En ces temps troublant de l’asile en Suisse, cette résolution tombe à pic pour nous rappeler quelques fondamentaux. Tout d’abord, oui, la Ville de Genève entretient un rôle très particulier en termes de diplomatie internationale, de droits humains et surtout de droit international humanitaire. Oui, Genève se distingue et continuera à se distinguer des autres communes de Suisse parce que non seulement elle accueille des organisations internationales mais qu’en plus, elle détient le rôle de Gardienne des Conventions de Genève si chère à notre délibératif et aux valeurs de notre Ville.

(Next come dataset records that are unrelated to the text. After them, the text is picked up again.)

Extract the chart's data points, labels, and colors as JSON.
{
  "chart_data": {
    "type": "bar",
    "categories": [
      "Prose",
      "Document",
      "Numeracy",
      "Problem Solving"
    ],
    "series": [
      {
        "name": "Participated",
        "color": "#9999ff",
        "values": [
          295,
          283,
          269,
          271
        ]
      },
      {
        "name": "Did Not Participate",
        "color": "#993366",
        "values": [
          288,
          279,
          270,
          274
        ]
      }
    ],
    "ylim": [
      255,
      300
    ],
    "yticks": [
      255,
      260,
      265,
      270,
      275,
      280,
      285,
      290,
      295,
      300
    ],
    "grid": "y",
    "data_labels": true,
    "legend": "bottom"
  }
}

Tout comme nous l’avons fait « Pour une application digne et humaine de la politique d’asile » avec la famille Musa, tout comme nous l’avons fait pour Théo et Bastien dans le sud de la France, le positionnement et la voix internationale de notre Assemblée peuvent dans certains cas mettre en lumière des situations méritant l’attention de la communauté internationale. Et plus que l’attention, c’est un rappel des règles élémentaires de droits humains et de droit international humanitaire que nous défendons dans les 4 Conventions de Genève dont nous sommes gardiens.

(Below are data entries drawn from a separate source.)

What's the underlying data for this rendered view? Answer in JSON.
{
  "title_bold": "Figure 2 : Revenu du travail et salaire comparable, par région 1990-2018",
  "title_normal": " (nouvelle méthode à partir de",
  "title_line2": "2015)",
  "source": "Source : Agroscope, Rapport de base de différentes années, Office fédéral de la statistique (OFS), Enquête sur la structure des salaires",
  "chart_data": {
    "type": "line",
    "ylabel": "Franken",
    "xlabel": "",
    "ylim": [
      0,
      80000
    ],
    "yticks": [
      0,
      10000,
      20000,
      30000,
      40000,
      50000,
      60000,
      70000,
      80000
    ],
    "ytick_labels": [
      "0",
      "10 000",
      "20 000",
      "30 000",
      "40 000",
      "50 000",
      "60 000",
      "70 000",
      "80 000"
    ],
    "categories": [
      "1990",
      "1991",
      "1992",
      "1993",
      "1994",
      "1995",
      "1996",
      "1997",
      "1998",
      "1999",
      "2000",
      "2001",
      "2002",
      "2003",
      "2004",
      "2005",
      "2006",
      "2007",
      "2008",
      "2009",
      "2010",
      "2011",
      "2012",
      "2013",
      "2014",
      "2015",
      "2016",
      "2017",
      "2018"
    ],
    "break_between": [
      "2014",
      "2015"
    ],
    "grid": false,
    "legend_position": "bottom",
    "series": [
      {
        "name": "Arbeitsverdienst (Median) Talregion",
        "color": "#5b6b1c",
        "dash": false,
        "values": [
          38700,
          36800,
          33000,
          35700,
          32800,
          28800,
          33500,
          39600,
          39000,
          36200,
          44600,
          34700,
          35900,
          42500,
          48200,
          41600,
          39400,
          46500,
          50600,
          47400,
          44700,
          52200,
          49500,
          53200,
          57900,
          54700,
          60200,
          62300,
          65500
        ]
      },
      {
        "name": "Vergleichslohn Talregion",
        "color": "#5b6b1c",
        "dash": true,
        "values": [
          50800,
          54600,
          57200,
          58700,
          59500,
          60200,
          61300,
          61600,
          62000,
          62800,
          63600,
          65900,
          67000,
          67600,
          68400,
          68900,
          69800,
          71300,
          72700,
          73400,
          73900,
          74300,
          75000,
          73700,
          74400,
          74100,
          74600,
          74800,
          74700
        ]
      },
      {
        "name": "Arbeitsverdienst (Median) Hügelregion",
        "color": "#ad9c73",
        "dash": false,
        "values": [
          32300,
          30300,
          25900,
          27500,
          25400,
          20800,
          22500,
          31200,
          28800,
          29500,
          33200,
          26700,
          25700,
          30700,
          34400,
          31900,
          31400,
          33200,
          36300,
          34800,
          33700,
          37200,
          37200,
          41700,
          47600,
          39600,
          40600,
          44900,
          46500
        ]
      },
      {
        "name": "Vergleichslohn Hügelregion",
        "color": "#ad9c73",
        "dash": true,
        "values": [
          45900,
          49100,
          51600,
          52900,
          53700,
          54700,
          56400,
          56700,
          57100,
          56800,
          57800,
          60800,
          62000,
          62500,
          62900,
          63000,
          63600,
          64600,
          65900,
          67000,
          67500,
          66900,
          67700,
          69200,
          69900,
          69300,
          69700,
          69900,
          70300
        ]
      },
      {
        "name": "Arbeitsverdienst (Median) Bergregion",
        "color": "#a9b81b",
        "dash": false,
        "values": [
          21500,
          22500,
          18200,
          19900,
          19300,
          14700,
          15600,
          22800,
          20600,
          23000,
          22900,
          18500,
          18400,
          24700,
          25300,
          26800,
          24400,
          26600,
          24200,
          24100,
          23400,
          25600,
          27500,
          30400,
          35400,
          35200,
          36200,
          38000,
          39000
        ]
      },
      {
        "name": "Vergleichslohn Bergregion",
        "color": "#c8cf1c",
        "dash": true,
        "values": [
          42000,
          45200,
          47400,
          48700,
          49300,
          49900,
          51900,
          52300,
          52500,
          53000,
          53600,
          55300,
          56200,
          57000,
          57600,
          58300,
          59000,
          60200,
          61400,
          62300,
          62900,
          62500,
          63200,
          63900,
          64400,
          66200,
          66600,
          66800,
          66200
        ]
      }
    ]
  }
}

Au-delà de la tradition humanitaire suisse soulignée par l’interpellation de nos conseillers nationaux à Berne, il faut rappeler que l’Organisation Internationale pour les Migrations recense près de 17’000 morts et disparus depuis 2014[1].  Rien qu’au mois de septembre dernier, 1 migrant sur 5 partants de Lybie serait mort, le Haut-Commissariat pour les Réfugiés lui affirme qu’en 2018, une personne sur 18 tentant de rejoindre l’Europe meurt[2]. Alors je me permets de poser la question, quelles seraient les chances de chacun et chacune d’entre nous si nous étions des miigrants africains ou moyen-orientaux tentant de fuir une situation de guerre ou une situation économique ?

« Il n’y aurait qu’un ou une seulE d’entre nous qui parviendrait à se sauver pour atteindre l’Europe, 7 sur 10 auraient été interceptés par les autorités libyennes pour subir le traitement inhumain dans leur centre de détention que nous connaissons et finalement 2 sur 10 auraient disparus[3]. »

Alors oui, donner un pavillon suisse à l’Aquarius c’est tout d’abord répondre à 25’000 personnes qui se sont mobilisées en deux semaines pour agir à propos de la route migratoire la plus meurtrière du monde, c’est ensuite affirmer haut et fort que quand SOS Méditerranée sauve, en 31 mois, 30’000 personnes grâce à 230 opérations, CE N’EST PAS ASSEZ.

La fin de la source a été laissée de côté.